Wordsworth was lovingly preoccupied with the intersection between the human soul and its natural provenance. Wordsworth was fluent in what Rilke later termed the ability to ‘seek the depths of things’. He found magic, and a suggestion of infinity’s inner workings, in the wing of a butterfly or the contours of a fallen leaf. He was single-mindedly absorbed with the minutiae of the natural world, where he found living manifestations of the wonder at the heart of existence. He marveled at nature, a world where ‘the least of things seemed infinite’. 

Wordsworth felt awe, and a sense of delightful terror, at what he saw when he peered beyond the finite surfaces of forms: 

And i have felt a presence that disturbs me with the joy of elevated thoughts; a sense subline of something far more interfused, whose dwelling is the light of setting suns

There is something of an autobiographical tone to some of his musings, where he holds up a mirror to his own longing to commune with the infinite:

There I beheld the emblem of a mind that feeds upon infinity, that broods over the dark abyss, intent to hear its voices issuing forth to silent light in one continuous stream…

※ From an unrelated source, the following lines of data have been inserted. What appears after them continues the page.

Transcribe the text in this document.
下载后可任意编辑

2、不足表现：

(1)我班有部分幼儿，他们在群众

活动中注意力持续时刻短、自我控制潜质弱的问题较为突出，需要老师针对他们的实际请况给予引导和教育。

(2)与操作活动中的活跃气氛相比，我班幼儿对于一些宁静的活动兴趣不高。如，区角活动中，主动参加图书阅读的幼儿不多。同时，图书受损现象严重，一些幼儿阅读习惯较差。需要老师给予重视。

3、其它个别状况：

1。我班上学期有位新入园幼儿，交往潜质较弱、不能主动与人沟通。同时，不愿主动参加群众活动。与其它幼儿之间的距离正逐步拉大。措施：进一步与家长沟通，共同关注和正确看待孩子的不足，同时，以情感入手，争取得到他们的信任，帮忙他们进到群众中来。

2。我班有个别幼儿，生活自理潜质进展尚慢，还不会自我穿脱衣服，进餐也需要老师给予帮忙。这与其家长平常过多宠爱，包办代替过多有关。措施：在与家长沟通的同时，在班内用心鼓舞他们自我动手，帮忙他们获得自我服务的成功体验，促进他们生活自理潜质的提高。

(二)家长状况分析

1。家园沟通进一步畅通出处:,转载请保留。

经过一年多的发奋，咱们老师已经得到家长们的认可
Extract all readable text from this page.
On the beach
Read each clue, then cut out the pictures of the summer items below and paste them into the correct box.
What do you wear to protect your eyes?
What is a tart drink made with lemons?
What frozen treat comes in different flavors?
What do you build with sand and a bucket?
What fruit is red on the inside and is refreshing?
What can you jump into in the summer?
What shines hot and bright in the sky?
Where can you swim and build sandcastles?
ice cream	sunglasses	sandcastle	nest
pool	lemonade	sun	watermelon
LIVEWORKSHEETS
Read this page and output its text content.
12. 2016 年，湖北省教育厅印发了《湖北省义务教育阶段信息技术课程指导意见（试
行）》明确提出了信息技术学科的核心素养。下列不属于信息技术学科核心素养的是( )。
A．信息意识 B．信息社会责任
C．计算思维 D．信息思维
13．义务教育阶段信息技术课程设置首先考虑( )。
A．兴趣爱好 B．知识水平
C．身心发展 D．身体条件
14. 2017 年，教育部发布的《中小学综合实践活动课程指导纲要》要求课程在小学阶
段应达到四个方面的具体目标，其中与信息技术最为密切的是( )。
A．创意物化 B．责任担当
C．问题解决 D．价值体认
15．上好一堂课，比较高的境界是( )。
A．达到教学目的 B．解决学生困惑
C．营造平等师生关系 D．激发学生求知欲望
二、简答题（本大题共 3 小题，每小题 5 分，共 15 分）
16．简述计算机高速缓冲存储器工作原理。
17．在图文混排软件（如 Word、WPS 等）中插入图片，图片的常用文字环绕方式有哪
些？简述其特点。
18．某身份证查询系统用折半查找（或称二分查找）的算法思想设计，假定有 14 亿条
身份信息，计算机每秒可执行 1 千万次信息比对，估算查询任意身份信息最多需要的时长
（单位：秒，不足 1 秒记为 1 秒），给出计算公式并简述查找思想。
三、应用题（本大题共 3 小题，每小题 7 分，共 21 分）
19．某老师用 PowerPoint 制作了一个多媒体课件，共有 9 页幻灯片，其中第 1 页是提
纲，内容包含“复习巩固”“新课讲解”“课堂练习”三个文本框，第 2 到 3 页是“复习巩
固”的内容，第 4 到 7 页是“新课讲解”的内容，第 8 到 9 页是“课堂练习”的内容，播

Wordsworth makes a compelling case for inviting the unknown into our lives, and for living the questions. He gently urges us to explore the boundaries of life’s most perplexing questions, without losing ourselves in them: 

Thus thoughts and things in the self-haunting spirit learned to take more rational proportions; mystery, the incumbent mystery of sense and soul, of life and death, time and eternity

He ultimately recognizes that he is a ‘transitory being’, living a brief moment in the dance of time, but that this cheapened his experience not a single bit: 

Our noisy years seem moments in the being of the eternal silence; truths that wake, to perish never

While he was ever seeking out what he called ‘one of those heavenly days that cannot die’, he ultimately acknowledges that transience is woven into our veins:

Yet shall some tribute of regret be paid when her long life hath reached its final day: men are we, and must grieve when even the shade of that which once was great is passed away

These poetic fragments are borrowed from my copy of the Penguin Classic’s William Wordsworth: Selected Poems.